Nigerien economist and politician

Aminata Boureima Takoubakoyé (born Aminata Takoubakoyé Soumana on September 23, 1979, in Niamey, Niger) is a Nigerien economist and politician. Between February 2010 and April 2011, Takoubakoyé headed the Ministry of Communications and Information Technology and Culture in the Transitional Government of the Military Junta of the Supreme Council for the Restoration of Democracy.

== Career ==
On her return to Niger after studying in Rabat, in Morocco, Aminata Takoubakoyé accepted a position as an expert in the National Bureau of Central Revenue at the Niger National Statistical Institute. From April 2004 to September 2009, she was an Information and Evaluation Officer at the Permanent Secretariat of the Poverty Reduction Strategy Plan ( Secrétariat Permanent de la Stratégie de Réduction de la Pauvreté).

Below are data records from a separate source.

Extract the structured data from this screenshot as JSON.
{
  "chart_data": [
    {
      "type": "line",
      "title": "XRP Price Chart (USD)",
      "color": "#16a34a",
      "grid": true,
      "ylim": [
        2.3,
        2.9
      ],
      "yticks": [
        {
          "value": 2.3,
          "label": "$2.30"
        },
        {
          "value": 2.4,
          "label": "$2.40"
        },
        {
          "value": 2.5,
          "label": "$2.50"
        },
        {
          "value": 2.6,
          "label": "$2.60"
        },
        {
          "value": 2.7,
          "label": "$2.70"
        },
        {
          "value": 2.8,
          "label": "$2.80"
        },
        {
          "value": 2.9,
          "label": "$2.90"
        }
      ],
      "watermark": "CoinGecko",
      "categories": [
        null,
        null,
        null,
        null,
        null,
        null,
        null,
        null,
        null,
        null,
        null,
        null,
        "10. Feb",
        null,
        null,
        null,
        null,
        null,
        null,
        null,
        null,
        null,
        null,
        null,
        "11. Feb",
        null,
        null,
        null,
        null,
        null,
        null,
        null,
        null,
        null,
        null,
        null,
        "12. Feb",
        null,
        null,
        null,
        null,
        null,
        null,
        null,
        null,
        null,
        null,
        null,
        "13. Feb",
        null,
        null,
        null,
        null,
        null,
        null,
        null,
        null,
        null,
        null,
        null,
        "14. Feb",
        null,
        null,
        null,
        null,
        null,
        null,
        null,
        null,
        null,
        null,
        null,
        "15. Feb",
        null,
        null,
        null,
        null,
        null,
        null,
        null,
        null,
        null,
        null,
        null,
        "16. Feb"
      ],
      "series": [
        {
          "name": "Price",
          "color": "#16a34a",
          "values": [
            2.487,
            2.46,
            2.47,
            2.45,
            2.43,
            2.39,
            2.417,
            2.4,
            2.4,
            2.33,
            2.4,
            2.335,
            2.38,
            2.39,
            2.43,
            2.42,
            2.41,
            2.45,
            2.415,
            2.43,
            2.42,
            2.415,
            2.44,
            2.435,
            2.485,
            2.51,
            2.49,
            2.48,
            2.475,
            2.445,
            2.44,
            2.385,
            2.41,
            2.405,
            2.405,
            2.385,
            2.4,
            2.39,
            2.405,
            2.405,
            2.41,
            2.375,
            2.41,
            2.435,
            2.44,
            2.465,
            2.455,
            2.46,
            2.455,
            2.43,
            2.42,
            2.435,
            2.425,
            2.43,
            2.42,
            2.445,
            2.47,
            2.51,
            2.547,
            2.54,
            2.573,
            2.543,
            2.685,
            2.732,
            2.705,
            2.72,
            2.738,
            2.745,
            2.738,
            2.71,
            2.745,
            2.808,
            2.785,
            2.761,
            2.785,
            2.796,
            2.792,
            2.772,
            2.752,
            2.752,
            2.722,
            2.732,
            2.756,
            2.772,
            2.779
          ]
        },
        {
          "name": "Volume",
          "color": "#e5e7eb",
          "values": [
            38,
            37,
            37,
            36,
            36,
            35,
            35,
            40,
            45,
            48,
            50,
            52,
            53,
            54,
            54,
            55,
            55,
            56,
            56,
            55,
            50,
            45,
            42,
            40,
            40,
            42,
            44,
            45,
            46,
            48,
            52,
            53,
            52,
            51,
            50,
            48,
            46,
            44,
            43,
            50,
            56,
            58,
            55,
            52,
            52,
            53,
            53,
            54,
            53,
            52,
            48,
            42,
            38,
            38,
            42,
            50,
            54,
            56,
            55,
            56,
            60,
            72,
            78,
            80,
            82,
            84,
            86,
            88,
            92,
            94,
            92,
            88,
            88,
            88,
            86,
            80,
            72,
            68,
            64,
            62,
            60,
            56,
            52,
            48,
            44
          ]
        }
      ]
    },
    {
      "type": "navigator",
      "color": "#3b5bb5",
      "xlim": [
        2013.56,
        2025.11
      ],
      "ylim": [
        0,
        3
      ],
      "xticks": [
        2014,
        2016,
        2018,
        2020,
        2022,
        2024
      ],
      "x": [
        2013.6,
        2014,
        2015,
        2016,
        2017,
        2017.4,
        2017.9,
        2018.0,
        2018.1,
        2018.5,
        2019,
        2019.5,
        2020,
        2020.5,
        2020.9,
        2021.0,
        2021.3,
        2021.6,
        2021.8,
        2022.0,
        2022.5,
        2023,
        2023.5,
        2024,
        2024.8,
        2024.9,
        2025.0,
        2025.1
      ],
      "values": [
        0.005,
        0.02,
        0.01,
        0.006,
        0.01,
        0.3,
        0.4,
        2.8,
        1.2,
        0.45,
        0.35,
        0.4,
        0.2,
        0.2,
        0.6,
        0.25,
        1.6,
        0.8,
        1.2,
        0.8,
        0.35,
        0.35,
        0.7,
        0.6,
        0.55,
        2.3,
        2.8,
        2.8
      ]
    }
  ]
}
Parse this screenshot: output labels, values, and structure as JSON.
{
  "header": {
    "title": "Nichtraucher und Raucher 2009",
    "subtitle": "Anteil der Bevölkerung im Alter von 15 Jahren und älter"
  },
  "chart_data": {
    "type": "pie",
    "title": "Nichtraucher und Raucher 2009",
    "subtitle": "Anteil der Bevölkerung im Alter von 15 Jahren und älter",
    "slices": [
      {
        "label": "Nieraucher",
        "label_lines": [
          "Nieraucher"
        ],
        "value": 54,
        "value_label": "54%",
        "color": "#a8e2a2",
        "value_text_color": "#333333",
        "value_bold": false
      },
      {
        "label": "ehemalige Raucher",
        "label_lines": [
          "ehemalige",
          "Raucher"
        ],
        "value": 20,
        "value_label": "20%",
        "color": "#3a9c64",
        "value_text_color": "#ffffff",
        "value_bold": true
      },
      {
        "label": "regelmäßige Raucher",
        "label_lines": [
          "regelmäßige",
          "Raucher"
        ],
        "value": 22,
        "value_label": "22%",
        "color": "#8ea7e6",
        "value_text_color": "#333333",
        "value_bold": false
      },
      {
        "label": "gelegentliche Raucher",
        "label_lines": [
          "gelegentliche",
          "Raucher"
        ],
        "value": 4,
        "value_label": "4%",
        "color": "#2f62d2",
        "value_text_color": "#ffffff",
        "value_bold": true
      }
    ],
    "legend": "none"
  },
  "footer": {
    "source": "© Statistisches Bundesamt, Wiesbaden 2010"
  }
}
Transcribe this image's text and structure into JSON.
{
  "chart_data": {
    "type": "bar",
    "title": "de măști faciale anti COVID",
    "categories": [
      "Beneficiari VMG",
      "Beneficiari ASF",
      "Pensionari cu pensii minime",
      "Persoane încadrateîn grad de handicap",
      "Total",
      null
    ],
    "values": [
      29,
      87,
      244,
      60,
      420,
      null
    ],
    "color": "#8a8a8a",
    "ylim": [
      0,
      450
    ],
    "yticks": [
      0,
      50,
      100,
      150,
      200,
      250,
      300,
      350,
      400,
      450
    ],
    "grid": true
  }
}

Subsequently, from September 2009 to March 2010, Takoubakoyé was coordinator at the National Observatory for Poverty ( Observatoire National de la Pauvreté ). In March 2010, General Salou Djibo, Commander-in-Chief of the Nigerien Army, appointed her to the Transitional Government and entrusted her with the Department of Communications, New Information Technologies and Culture. She held the office until April 2011.